Your favorite Philadelphia celebrities might eventually join you on your ride home.
On Friday, SEPTA released the results of a contest that asked riders who they'd like to hear voice announcements while waiting for the next train, bus or trolley — and the transit agency wants to see if it can make that happen.
The naming contest came after Vancouver's TransLink partnered with actor Seth Rogen to voice transit announcements in his hometown, inspiring the marketing team at SEPTA to explore riders' preferences for celebrity voices in Philadelphia.
The transit agency received 954 entries, with Will Smith racking up 145 to earn the No. 1 spot ahead of comedians Big Jay Oakerson and Kevin Hart. Other popular responses included actress and Upper Darby native Tina Fey, Eagles announcer Merrill Reese and player Jason Kelce, 6ABC's Jim Gardner, NPR's Terry Gross and Questlove.
"I think we'll reach out to quite a few," said Liz Bradford, SEPTA's director of marketing.
SEPTA intends to start contacting the celebs this month to see who, if anyone, would be interested in voicing some type of announcement for the system.
It's not a far-fetched idea — you may have recognized the voices of former Eagles player Connor Barwin or the Phillies' Rhys Hoskins' while getting around on SEPTA in the past. The two recorded short messages that tackled recycling and safety.
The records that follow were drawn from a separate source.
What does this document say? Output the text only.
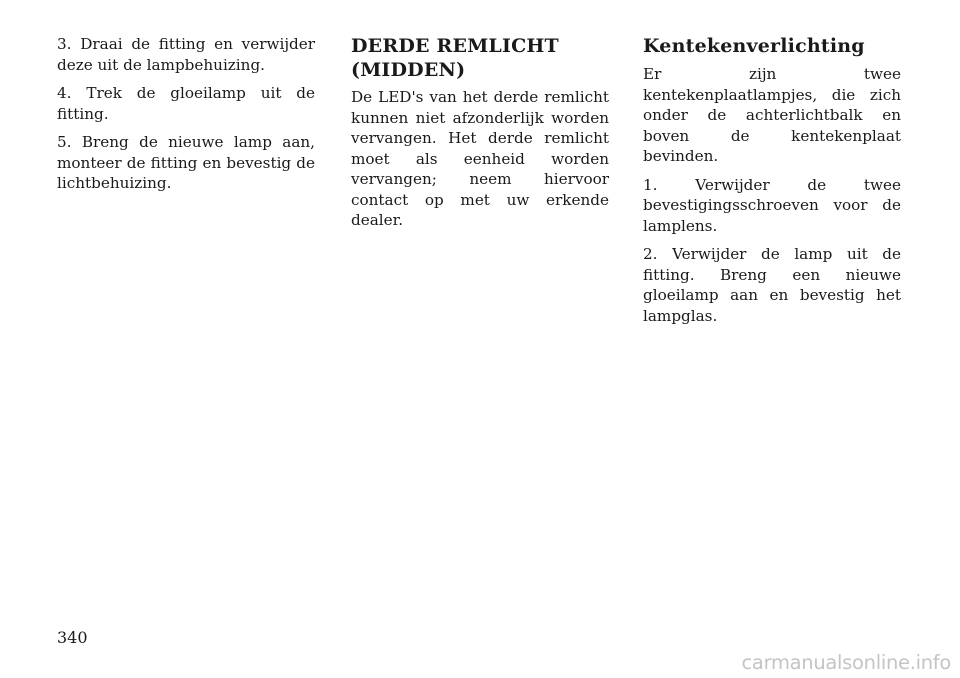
3. Draai de fitting en verwijder deze uit de lampbehuizing.

4. Trek de gloeilamp uit de fitting.

5. Breng de nieuwe lamp aan, monteer de fitting en bevestig de lichtbehuizing.

DERDE REMLICHT (MIDDEN)

De LED's van het derde remlicht kunnen niet afzonderlijk worden vervangen. Het derde remlicht moet als eenheid worden vervangen; neem hiervoor contact op met uw erkende dealer.

Kentekenverlichting

Er zijn twee kentekenplaatlampjes, die zich onder de achterlichtbalk en boven de kentekenplaat bevinden.

1. Verwijder de twee bevestigingsschroeven voor de lamplens.

2. Verwijder de lamp uit de fitting. Breng een nieuwe gloeilamp aan en bevestig het lampglas.

340
carmanualsonline.info
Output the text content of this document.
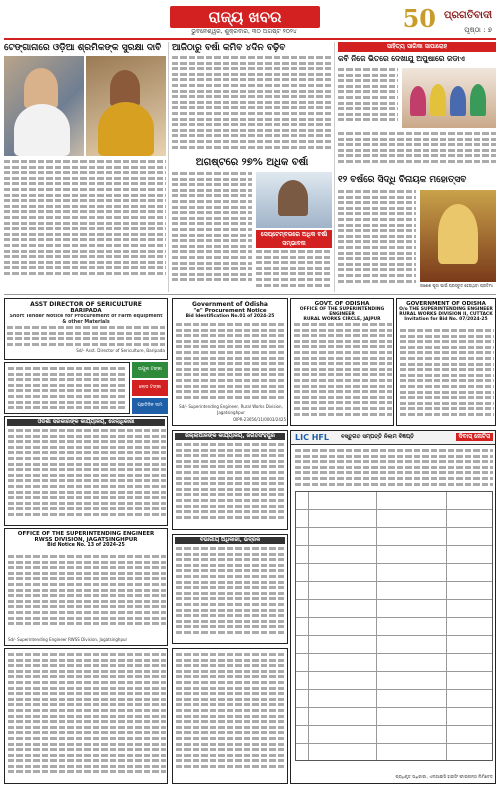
ରାଜ୍ୟ ଖବର
ଭୁବନେଶ୍ୱର, ଶୁକ୍ରବାର, ୩୦ ଅଗଷ୍ଟ ୨୦୨୪	50 ପ୍ରଗତିବାଦୀ
ପୃଷ୍ଠା : ୭
ଟେଙ୍ଗାନାରେ ଓଡ଼ିଆ ଶ୍ରମିକଙ୍କ ସୁରକ୍ଷା ଦାବି	ଆଜିଠାରୁ ବର୍ଷା କମିବ ୪ଦିନ ବଢ଼ିବ
ଅଗଷ୍ଟରେ ୨୭% ଅଧିକ ବର୍ଷା
ସେପ୍ଟେମ୍ବରରେ ଅଧିକ ବର୍ଷା ସମ୍ଭାବନା
ସାହିତ୍ୟ ସାଗିକା ସାପାରୋହ
କବି ନିଜେ ଭିତରେ ଦେଖାଯୁ ଅପୁଷାରେ ଜଡାଏ
୧୨ ବର୍ଷରେ ସିଦ୍ଧି ବିନାୟକ ମହୋତ୍ସବ
ଗଣେଶ ପୂଜା ପାଇଁ ପ୍ରସ୍ତୁତ ହେଉଥିବା ପ୍ରତିମା
ASST DIRECTOR OF SERICULTURE
BARIPADA
Short Tender Notice for Procurement of Farm equipment & other Materials
Sd/- Asst. Director of Sericulture, Baripada
ଉପୁଲ ଟଙ୍କା
ଲୋଡ ଟଙ୍କା
ପ୍ରତିଦିନ ଦାମ
ଓଡିଶା ସରକାରଙ୍କ କାର୍ଯ୍ୟାଳୟ, ଜେଲାଧିକାରୀ
OFFICE OF THE SUPERINTENDING ENGINEER
RWSS DIVISION, JAGATSINGHPUR
Bid Notice No. 13 of 2024-25
Sd/- Superintending Engineer RWSS Division, Jagatsinghpur
Government of Odisha
"e" Procurement Notice
Bid Identification No.01 of 2024-25
Sd/- Superintending Engineer, Rural Works Division, Jagatsinghpur
OIPR-23056/11/0003/2425
GOVT. OF ODISHA
OFFICE OF THE SUPERINTENDING ENGINEER
RURAL WORKS CIRCLE, JAJPUR
GOVERNMENT OF ODISHA
O/o THE SUPERINTENDING ENGINEER
RURAL WORKS DIVISION II, CUTTACK
Invitation for Bid No. 07/2024-25
ଜିଲ୍ଲାପାଳଙ୍କ କାର୍ଯ୍ୟାଳୟ, ଜଗତସିଂହପୁର
ବିଭାଗୀୟ ଅଧିକାରୀ, ଭଦ୍ରକ
LIC HFL ବସ୍ତୁଗତ ସମ୍ପତ୍ତି ନିଲାମ ବିଜ୍ଞପ୍ତି	ଦିବାସ୍ ନୋଟିସ
ପ୍ରାଧିକୃତ ଅଧିକାରୀ, ଏଲଆଇସି ହାଉସିଂ ଫାଇନାନ୍ସ ଲିମିଟେଡ୍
SEPTA won't be dipping into its budget to make more celebrity announcements possible — they would need to be "100 percent" volunteer-based, Bradford said.
Not all recordings are made the same, and they can be changed when a new stop or schedule comes along. On the Market-Frankford Line, SEPTA has a contract for announcements with Philadelphia-based Baker Sound Studios, while the Silverliner V Regional Rail trains feature a synthesized voice via text-to-speech technology, said Heather Redfern, a SEPTA spokesperson. Announcements made aboard other Regional Rail trains are by SEPTA employees themselves. P.A. announcements at Regional Rail stations are also made by SEPTA staffers.
"It's important that the voice doesn't take away from the essence of this job, which is to relay information and help the public get where they are going safely," announcer Alvin Elliott told columnist Helen Ubiñas in 2013. "If I don't do that, then it doesn't matter how nice my voice sounds. I'm just a talking head with no substance."
Riders certainly take note of any adjustments. In 2011, some were a bit rattled when announcement changes along the Broad Street Line altered an "oddly accented" pronunciation of "doors closing," City Paper reported.
SEPTA says it's hoping for a more of a recognizable voice moving forward.